Found Ceramic Fragments

by Lucy Elsie Harvey

Intended as a ‘kind of portrait’, Pitzhanger Manor-House was designed by the architect John Soane in 1800. It accommodated a growing collection of paintings, books, architectural drawings and fragments, later to form the collection which you can now see at Sir John Soane’s Museum at 13 Lincoln’s Inn Fields.

In 1810 Soane sold the House. With remarkably little alteration, it passed through a succession of owners until 1901 when the building was sold to Ealing District Council. You can read more about the history of the House here.

                                                                                                                                                    

From my recent visit to the Soane Museum I came to realise that Sir John Soane and myself not only share a passion for collection and presentation but a mutual interest in broken figurative examples.
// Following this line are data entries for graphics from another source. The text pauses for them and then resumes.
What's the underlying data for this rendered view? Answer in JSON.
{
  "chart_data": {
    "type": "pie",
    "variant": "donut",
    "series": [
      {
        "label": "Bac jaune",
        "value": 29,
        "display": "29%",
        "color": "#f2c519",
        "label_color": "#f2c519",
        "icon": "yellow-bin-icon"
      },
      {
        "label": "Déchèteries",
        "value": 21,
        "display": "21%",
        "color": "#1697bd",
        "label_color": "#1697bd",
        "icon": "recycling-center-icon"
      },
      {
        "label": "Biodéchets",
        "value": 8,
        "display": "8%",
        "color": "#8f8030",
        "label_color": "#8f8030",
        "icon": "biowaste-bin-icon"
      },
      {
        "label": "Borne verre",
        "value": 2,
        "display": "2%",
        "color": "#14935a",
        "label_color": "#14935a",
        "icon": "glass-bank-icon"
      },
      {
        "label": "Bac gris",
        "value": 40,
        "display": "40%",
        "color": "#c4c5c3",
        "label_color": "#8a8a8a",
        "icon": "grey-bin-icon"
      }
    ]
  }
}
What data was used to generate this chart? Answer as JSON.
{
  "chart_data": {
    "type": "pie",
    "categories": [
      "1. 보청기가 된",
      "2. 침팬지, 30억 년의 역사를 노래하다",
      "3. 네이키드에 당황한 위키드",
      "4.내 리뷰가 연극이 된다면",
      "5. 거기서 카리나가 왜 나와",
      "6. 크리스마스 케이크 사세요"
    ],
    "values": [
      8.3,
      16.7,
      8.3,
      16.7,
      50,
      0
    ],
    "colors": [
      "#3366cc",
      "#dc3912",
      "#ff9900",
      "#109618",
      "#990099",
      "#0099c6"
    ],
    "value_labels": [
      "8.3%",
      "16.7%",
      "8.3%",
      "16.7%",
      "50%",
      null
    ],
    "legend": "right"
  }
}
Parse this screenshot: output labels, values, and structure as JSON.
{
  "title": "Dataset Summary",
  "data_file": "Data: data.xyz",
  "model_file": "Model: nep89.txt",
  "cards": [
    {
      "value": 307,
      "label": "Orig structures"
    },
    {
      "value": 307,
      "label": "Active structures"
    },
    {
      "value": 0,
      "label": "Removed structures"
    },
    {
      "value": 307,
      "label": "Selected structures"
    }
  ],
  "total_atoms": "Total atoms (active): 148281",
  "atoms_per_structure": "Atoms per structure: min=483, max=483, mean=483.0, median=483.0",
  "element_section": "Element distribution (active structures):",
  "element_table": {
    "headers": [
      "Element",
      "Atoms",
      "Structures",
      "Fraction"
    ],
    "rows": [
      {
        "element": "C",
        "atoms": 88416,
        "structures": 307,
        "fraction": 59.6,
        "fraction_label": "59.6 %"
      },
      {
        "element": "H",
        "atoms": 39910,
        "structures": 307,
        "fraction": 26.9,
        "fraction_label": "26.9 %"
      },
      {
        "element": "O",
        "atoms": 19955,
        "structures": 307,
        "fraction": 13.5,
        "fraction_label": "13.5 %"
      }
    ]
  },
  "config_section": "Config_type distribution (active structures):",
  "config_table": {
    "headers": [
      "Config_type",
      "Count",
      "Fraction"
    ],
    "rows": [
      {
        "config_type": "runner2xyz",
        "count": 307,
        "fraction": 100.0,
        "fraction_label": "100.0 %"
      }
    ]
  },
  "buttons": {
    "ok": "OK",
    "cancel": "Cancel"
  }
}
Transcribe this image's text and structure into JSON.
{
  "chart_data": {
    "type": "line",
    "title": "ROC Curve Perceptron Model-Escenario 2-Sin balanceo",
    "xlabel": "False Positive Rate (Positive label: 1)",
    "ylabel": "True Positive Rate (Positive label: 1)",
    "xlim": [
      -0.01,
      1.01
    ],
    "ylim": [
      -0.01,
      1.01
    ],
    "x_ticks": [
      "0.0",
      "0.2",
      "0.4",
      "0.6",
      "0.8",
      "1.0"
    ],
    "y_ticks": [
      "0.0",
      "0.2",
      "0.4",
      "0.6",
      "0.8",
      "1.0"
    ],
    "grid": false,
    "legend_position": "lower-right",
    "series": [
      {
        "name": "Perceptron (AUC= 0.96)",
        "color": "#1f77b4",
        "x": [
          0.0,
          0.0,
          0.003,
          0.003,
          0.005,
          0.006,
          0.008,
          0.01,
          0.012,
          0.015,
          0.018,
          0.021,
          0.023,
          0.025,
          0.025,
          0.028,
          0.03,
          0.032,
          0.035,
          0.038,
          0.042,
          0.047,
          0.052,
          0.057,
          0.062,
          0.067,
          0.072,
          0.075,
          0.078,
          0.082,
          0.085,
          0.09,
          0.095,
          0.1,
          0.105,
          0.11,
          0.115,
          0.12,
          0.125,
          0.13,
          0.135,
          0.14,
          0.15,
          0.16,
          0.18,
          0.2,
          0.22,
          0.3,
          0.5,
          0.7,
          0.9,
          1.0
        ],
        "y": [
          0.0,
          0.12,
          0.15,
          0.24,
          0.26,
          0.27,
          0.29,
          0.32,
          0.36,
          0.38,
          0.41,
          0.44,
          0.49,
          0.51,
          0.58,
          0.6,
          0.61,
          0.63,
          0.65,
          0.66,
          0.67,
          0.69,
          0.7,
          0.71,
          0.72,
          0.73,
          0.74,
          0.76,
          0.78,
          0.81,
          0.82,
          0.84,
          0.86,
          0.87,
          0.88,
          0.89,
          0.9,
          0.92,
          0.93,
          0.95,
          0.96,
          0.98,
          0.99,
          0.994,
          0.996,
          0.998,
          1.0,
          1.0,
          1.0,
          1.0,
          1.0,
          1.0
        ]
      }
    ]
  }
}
I was drawn to the more extreme examples of this in the museum, the uncanny limbless and headless forms lurking from the dark nooks and crannies of the Crypt area, intended to educate Soanes students in sculpture repair. Out of context however they seemed darkly humorous and rather surreal.

I was immediately drawn to the carved stone leg hanging lackadaisically against a wall from a crude wire support. An odd juxtaposition of careful repair work with an unskilled and purely functional approach to it’s display chimed in with my own research into repair processes and the role of function in craft objects.

Study from the Sir John Soane Museum

Soane opened his collection to educate ‘amateurs and students’ but the appeal of the collection’s multitude is universal. My collection of ceramic shards and figurative fragments, found on walks around farm land, functions as my own personal treasure trove of narrative. Finding and acquiring these ambiguious objects allows me indulge the follies of my imagination. The acts of ownership – plucking them from the soil, cleaning, displaying and storing them – allow me to reflect ideas and rework versions of the world around me. I am quite sure John Soane would have empathised.

Stairwell at Pitzhanger Manor

In using these finds for my response to Soane’s collection at Pitzhanger this September I hope not to educate but to inspire a flurry of narrative and challenge notions of repair.